In a mathematical formula

``````n = 3

(a ((1 + r)^n - 1))/r = 33.1
``````

In Excel

``````A1 = 10
A2 = 0.1
A3 = 3

=A1*(POWER(1+A2,A3)-1)/A2
``````
• you assume A3 and A2 to be in years, but the poster wanted a 10% APY. you will need to do something like `A2 = 0.1/365` (for compounding every day of the year) or `A2 = 0.1/252` (for stock market trading days) for the poster to get a more accurate description of what they want. – rhavelka Jun 9 at 14:39
• @rhavelka Indeed, `r` and `A2` should be `0.1/365` or `1/252`. `n` and `A3` are in days though, as intended. – Chris Degnen Jun 9 at 15:05
• Sorry, I made an edit to my comment and accidentally lost that A3 was in days. – rhavelka Jun 9 at 15:08

There is a Future Value of Annuity function built into excel. You can set it up with the following example of 10% APY compounding daily, 5 days of compounding, and 1% of the \$1000 added every single day

``````A1 = 0.1/365
A2 = 5
A3 = 1000 * 0.01

=FV(A1, A2, -A3)
``````

This will give a final value of \$50.03 in your account after 5 days which you can easily check against your spreadsheet.
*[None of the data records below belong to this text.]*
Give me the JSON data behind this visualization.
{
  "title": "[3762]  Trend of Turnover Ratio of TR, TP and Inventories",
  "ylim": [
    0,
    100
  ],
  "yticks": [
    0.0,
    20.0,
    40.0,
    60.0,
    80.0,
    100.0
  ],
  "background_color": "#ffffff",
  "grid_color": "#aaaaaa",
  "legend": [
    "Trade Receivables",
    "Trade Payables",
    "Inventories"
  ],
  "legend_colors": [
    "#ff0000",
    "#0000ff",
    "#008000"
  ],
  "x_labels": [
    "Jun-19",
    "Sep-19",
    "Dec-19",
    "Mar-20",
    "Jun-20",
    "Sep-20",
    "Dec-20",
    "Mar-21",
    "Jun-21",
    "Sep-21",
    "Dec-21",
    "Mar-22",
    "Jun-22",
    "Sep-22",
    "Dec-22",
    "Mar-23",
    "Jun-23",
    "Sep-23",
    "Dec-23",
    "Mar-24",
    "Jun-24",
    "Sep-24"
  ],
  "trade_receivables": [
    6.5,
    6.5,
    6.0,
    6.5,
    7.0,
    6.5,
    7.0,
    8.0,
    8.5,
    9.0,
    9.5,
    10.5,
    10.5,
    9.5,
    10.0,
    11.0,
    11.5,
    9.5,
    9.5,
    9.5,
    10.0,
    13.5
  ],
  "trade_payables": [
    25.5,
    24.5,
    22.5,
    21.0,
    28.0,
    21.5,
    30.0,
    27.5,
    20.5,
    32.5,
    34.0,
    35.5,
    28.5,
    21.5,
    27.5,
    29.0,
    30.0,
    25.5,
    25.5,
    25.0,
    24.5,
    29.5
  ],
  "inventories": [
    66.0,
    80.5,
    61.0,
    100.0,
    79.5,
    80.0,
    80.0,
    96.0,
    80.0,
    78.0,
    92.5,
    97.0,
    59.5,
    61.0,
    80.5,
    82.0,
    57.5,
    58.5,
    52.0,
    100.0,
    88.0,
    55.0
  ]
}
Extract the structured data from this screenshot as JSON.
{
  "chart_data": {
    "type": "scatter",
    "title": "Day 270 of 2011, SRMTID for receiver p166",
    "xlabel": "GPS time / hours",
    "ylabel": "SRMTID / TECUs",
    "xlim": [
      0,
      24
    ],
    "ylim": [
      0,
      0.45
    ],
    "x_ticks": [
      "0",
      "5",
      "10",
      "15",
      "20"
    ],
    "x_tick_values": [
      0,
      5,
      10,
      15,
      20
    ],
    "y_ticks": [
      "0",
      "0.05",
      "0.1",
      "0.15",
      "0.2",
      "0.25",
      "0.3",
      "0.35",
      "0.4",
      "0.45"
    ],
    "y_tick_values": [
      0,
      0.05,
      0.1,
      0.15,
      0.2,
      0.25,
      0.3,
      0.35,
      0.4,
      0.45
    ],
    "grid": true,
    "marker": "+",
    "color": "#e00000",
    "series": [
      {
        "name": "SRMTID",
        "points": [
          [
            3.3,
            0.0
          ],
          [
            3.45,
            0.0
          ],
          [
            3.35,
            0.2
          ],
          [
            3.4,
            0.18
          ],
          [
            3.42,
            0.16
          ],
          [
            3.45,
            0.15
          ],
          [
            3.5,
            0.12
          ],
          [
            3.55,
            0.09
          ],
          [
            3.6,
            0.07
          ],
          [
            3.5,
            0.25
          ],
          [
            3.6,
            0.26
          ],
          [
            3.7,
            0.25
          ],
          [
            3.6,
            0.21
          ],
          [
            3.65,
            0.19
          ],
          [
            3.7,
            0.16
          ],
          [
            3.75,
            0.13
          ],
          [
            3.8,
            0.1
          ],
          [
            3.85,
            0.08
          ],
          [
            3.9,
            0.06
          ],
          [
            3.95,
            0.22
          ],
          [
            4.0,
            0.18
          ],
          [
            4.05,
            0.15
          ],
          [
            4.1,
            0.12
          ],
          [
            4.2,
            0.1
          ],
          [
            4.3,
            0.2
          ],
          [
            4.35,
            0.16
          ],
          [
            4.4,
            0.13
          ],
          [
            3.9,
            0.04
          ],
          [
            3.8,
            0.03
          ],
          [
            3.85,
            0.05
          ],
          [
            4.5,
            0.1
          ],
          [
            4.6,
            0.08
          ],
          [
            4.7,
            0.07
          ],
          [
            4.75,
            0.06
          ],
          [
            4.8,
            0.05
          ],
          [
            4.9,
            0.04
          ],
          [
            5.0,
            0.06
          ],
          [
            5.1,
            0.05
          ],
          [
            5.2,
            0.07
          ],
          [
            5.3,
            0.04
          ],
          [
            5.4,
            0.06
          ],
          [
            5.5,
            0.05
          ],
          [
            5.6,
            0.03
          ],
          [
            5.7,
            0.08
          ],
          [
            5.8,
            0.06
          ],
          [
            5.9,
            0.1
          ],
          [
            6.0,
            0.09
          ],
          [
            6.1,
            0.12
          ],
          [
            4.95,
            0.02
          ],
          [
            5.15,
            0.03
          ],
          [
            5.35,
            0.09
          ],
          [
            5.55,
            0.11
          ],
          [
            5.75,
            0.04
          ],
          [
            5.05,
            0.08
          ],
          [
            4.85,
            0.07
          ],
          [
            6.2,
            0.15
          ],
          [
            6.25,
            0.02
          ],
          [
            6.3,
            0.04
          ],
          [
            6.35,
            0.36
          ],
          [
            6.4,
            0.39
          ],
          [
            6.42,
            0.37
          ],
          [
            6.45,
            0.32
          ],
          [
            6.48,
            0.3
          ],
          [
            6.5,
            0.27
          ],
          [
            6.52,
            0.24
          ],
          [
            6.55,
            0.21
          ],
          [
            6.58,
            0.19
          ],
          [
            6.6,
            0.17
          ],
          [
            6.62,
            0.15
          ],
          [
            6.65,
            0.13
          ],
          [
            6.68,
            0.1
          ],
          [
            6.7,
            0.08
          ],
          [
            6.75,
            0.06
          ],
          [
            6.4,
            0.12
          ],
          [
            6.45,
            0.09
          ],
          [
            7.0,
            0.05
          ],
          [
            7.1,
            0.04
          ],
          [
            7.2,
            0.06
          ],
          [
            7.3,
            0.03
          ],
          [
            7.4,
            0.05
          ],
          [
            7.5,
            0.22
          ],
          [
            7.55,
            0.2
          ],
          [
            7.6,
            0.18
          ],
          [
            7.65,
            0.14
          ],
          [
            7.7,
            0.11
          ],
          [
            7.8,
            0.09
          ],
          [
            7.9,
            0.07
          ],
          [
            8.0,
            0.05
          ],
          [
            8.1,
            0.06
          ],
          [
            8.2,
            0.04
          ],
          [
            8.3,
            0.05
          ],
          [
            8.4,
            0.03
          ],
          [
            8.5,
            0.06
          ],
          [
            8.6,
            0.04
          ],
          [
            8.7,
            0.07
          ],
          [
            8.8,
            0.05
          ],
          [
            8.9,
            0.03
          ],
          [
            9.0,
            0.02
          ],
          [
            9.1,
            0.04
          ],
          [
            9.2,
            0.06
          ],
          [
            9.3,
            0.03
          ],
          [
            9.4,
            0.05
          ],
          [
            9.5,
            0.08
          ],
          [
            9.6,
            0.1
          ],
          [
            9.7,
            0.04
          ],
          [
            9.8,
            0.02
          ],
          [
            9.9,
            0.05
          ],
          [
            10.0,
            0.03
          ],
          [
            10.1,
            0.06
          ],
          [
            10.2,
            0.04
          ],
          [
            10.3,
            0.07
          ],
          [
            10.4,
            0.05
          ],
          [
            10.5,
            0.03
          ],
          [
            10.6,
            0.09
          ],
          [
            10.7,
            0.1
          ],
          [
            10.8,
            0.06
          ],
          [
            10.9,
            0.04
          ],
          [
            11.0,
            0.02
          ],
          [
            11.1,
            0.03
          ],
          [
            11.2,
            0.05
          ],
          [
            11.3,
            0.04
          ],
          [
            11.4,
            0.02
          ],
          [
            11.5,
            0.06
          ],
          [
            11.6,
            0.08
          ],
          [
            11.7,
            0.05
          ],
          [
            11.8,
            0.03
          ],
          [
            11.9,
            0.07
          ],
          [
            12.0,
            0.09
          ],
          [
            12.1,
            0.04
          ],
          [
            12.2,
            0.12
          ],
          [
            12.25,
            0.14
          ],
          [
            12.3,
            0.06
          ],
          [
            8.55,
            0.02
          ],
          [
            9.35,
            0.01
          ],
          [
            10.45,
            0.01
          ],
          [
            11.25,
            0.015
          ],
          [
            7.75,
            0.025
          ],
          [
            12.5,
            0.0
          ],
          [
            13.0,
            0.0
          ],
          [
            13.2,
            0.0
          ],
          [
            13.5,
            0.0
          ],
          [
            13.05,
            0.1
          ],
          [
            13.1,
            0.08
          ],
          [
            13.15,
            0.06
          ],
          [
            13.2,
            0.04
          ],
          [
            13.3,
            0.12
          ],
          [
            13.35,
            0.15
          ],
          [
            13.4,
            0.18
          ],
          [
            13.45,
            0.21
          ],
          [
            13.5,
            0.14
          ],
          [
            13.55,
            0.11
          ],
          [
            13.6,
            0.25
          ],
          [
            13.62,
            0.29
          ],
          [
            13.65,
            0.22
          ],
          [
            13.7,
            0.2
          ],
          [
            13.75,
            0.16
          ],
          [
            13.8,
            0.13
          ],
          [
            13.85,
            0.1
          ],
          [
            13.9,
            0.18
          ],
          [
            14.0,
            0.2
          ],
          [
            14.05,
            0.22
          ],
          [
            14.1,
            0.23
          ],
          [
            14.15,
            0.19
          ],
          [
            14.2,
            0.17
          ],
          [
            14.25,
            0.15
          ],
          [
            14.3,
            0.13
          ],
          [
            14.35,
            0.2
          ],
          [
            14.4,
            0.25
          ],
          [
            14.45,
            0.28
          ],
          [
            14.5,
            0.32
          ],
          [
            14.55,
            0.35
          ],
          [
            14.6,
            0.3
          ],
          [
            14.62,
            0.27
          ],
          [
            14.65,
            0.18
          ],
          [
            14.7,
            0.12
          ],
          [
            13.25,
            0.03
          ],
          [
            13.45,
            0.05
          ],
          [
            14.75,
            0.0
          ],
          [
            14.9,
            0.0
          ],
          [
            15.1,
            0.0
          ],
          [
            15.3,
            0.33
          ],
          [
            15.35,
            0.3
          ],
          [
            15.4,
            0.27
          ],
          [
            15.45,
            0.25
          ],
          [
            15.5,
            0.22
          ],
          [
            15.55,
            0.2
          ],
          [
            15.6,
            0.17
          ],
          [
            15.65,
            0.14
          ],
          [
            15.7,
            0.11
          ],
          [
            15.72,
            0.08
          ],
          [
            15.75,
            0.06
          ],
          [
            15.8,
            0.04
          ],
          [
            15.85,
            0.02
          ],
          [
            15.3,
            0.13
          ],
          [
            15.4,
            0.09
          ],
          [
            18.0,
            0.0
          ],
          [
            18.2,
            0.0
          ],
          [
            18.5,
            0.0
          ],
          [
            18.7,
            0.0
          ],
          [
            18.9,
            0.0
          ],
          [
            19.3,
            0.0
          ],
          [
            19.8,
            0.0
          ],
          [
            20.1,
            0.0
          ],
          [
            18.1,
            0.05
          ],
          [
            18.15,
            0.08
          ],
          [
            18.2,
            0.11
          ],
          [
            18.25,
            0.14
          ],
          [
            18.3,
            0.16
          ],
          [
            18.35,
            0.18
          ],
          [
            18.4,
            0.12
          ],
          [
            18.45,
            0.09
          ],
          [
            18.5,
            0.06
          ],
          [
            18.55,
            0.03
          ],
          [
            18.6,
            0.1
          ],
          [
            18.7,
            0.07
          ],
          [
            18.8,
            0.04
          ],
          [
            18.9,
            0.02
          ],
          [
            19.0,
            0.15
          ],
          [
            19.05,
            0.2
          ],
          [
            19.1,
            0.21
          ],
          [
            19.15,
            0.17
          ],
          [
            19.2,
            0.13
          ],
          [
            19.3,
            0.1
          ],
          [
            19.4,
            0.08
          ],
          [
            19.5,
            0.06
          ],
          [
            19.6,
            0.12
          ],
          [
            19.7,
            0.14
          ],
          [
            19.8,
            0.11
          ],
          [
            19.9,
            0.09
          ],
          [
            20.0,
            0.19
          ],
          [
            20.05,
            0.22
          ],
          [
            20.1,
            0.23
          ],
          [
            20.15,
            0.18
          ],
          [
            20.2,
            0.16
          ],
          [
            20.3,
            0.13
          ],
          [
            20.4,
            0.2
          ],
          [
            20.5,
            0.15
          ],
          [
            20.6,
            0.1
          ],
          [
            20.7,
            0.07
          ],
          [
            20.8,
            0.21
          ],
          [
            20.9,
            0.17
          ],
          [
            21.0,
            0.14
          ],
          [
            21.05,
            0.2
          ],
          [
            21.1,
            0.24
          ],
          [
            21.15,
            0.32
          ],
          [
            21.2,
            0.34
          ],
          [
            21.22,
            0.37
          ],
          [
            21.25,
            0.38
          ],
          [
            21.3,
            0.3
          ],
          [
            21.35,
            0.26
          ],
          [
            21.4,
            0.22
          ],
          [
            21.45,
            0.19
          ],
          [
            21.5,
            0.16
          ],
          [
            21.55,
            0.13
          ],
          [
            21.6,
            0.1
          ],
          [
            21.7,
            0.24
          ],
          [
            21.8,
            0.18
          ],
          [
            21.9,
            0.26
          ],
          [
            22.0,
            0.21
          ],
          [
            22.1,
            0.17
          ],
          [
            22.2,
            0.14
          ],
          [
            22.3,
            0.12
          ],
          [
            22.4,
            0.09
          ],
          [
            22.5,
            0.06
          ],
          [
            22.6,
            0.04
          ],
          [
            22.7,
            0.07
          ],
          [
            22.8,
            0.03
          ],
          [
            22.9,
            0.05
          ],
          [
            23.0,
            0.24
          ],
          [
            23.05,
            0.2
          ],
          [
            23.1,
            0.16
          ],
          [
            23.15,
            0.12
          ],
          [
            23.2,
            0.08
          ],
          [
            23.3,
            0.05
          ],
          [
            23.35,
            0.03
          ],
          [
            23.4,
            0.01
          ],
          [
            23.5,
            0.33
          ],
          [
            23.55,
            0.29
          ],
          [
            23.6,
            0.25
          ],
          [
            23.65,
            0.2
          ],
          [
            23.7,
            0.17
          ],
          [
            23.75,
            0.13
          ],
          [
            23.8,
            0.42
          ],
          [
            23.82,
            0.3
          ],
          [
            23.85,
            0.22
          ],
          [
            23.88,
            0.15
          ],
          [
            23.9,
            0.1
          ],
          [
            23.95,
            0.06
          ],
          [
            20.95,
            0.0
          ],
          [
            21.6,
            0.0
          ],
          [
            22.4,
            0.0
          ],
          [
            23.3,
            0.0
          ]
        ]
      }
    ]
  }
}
Note 1: A3 has to be negative to receive a positive answer. I always view it as if you are putting in a positive \$10 you are paying someone else. If you are putting in a -\$10 someone is paying you. (In this case it is you who is paying you).

Note 2: This is excel using a pure math function which means it will carry more decimals than your financial institution will have, so you will have some rounding error.